Es gab keine Entschuldigung, es nicht zu tun. Ihr Handy war in ihrer Handtasche und somit vor dem Feuer sicher gewesen, und Rourke hatte ihr bereits ein neues Ladegerät gekauft. Sie stieg zu Olivia ins Auto. Die beheizten Ledersitze seufzten unter ihrem Gewicht leise auf. Ein weiterer Beweis, dass die Reichen anders lebten. Sogar ihre Autos fühlten sich besonders an.
„Wo wohnst du denn im Moment?“, wollte Olivia wissen.
Jenny sagte nichts, aber der Blick in Rourkes Richtung verriet sie.
„Du wohnst bei ihm?“
„Nur übergangsweise.“
„Ich sag ja nicht, dass das verkehrt ist“, stellte Olivia richtig. „Aber … Rourke McKnight? Ich meine, wenn man sich dazu das Foto von euch beiden auf der Titelseite der Zeitung anschaut, sieht es schon … ich weiß nicht.“
„Sieht es was?“
„Na ja, nach was aus. Als wenn ihr zwei …“
„Ich und Rourke?“ Jenny schüttelte den Kopf und fragte sich, wie viel Olivia von ihrer gemeinsamen Vergangenheit wusste. „Nicht in diesem Leben.“
„Sag niemals nie. Denn das habe ich über Connor auch immer gesagt, und sieh uns jetzt an. Nächsten Sommer bin ich eine verheiratete Frau.“
„Ich denke, du bist die Einzige, die das überrascht.“
„Wie meinst du das?“
„Du und Connor, ihr seid füreinander bestimmt. Das sieht doch jeder.“
Olivia strahlte sie an. „Weißt du, du bist herzlich eingeladen, bei uns zu wohnen.“
Nimm’s nicht persönlich, dachte Jenny, aber ich würde mich lieber einer Wurzelbehandlung unterziehen. Connor wohnte auf dem schönsten Flussgrundstück der gesamten Gegend. Sie bauten darauf gerade ein Haus aus Felssteinen und Holz und romantischen Träumen, und Jenny hatte keinen Zweifel, dass eine goldene Zukunft auf die beiden wartete. Aber das Haus war erst zur Hälfte fertig, und Olivia und Connor wohnten in einem alten Wohnwagen, der auf dem Gelände stand. Nicht gerade ein idealer Ort für Übernachtungsgäste. „Das ist echt nett von dir, aber es geht schon, danke.“
„Ich kann es dir nicht verdenken. Wenn ich nicht wüsste, dass es nur für kurze Zeit ist, würde ich dort auch nicht wohnen. Connor hat versprochen, im April fertig zu werden“, sagte Olivia. „Ich rufe mir jeden Tag in Erinnerung, dass er Bauunternehmer ist. Die geben doch immer zu knappe Termine an, oder?“
„Hoffentlich nicht ihren Verlobten gegenüber“, erwiderte Jenny.

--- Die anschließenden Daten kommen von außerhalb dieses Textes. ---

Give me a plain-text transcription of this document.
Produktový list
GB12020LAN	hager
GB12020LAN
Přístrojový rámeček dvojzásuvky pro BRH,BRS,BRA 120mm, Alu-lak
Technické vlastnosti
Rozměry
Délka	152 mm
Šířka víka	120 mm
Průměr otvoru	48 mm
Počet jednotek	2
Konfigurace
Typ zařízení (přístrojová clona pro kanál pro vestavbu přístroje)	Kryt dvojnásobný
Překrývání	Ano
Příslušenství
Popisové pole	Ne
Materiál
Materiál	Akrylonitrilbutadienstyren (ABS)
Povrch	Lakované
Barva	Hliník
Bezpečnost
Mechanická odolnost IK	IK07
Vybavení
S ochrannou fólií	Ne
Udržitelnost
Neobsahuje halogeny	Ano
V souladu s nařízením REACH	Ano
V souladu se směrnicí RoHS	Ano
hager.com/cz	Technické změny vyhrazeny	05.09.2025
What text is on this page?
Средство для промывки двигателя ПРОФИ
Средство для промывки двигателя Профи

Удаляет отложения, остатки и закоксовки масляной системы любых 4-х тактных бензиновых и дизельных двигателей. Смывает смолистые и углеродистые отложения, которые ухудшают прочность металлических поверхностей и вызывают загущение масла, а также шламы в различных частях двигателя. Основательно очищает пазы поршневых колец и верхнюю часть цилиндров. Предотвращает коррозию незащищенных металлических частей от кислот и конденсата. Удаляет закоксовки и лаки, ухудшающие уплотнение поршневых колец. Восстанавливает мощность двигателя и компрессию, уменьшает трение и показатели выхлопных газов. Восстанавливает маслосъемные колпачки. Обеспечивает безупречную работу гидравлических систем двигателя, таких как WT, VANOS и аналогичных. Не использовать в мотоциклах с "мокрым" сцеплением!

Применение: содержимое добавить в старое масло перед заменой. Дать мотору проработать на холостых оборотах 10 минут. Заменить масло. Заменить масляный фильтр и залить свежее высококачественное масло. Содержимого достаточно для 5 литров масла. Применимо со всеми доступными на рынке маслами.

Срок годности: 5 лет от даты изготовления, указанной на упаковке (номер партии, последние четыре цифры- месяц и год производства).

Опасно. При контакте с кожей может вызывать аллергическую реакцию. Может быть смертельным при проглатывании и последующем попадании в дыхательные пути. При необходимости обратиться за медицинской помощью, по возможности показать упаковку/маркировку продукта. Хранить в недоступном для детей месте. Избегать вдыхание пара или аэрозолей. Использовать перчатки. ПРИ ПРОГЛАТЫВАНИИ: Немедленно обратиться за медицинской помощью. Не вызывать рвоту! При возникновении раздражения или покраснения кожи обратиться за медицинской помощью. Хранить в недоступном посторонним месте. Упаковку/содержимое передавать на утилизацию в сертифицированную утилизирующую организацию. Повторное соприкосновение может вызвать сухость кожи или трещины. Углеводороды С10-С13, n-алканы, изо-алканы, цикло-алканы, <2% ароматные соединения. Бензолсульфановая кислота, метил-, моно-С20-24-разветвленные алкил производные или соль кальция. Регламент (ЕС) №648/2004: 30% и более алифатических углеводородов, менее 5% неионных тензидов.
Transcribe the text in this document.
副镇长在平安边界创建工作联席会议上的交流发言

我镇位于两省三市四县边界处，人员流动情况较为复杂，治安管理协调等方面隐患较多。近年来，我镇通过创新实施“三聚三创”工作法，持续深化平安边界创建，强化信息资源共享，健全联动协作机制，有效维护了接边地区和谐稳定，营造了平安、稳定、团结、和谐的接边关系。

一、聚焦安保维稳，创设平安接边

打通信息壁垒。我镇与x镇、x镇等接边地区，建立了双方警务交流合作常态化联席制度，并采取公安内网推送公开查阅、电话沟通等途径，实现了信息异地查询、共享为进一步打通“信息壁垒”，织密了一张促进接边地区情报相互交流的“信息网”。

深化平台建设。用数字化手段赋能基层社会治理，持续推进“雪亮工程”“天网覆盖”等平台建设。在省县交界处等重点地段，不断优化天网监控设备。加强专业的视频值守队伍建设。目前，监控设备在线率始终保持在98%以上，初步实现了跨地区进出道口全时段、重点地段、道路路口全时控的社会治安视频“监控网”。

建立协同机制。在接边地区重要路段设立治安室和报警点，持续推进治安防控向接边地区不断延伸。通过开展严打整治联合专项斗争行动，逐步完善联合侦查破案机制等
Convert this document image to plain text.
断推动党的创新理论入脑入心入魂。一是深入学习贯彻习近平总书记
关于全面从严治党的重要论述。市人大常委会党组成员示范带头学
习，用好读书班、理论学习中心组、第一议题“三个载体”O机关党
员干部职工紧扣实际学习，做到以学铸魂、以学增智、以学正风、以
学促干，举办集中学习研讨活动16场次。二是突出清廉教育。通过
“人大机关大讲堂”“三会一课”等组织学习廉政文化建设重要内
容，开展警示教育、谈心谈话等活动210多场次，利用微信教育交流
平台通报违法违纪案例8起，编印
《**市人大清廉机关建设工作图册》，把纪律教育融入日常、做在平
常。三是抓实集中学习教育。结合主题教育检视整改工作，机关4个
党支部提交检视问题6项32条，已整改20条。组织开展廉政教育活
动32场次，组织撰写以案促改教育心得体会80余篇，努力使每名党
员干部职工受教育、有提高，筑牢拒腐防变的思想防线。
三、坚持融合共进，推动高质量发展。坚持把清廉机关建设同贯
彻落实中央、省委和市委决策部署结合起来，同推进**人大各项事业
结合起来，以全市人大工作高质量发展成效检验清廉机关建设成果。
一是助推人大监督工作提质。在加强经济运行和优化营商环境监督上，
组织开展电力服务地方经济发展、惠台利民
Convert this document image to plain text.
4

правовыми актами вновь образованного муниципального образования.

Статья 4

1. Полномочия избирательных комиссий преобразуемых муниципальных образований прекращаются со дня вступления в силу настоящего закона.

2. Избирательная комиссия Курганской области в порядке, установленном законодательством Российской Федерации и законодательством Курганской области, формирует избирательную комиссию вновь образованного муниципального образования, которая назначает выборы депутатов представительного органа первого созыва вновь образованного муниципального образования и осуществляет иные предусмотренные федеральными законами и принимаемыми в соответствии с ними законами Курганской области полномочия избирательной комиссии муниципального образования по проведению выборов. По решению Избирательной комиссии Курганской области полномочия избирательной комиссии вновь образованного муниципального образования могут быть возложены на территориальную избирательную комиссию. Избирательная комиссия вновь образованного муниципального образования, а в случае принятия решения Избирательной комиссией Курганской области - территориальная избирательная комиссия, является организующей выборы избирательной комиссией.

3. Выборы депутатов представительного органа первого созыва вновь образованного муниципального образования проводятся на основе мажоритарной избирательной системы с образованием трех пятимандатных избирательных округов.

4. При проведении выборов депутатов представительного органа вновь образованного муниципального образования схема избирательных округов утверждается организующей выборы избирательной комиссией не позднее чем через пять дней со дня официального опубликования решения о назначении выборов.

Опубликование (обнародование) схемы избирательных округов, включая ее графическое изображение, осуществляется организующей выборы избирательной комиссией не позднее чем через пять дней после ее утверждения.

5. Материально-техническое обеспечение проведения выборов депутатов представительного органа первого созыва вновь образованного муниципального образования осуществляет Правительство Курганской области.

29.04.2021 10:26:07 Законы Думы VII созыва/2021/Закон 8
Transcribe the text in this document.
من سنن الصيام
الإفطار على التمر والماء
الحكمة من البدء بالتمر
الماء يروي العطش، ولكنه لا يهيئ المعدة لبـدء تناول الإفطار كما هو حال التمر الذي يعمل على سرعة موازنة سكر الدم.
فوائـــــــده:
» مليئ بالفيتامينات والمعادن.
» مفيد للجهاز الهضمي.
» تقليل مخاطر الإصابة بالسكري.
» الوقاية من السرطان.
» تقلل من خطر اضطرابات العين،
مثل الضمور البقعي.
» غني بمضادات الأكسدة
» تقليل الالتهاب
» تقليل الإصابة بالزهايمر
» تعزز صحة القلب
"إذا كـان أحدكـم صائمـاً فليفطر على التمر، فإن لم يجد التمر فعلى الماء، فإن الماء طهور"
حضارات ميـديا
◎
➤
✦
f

Olivia wollte gerade losfahren, da kam Nina Romano in ihrem zerbeulten Pick-up und bedeutete ihr, das Fenster herunterzulassen. Jennys beste Freundin war so bescheiden, wie sie loyal war. Sie trug oft Kleidung, die aus einem Secondhandladen in Woodstock stammen könnte, was ihr von ihren Gegnern den Namen „Happy Hippie“ eingebracht hatte. Ihre Hingabe an die Gemeinde und ihre ernsthafte Art, mit der sie die Dinge anging, machten sie jedoch so beliebt, dass sie zur Bürgermeisterin gewählt worden war.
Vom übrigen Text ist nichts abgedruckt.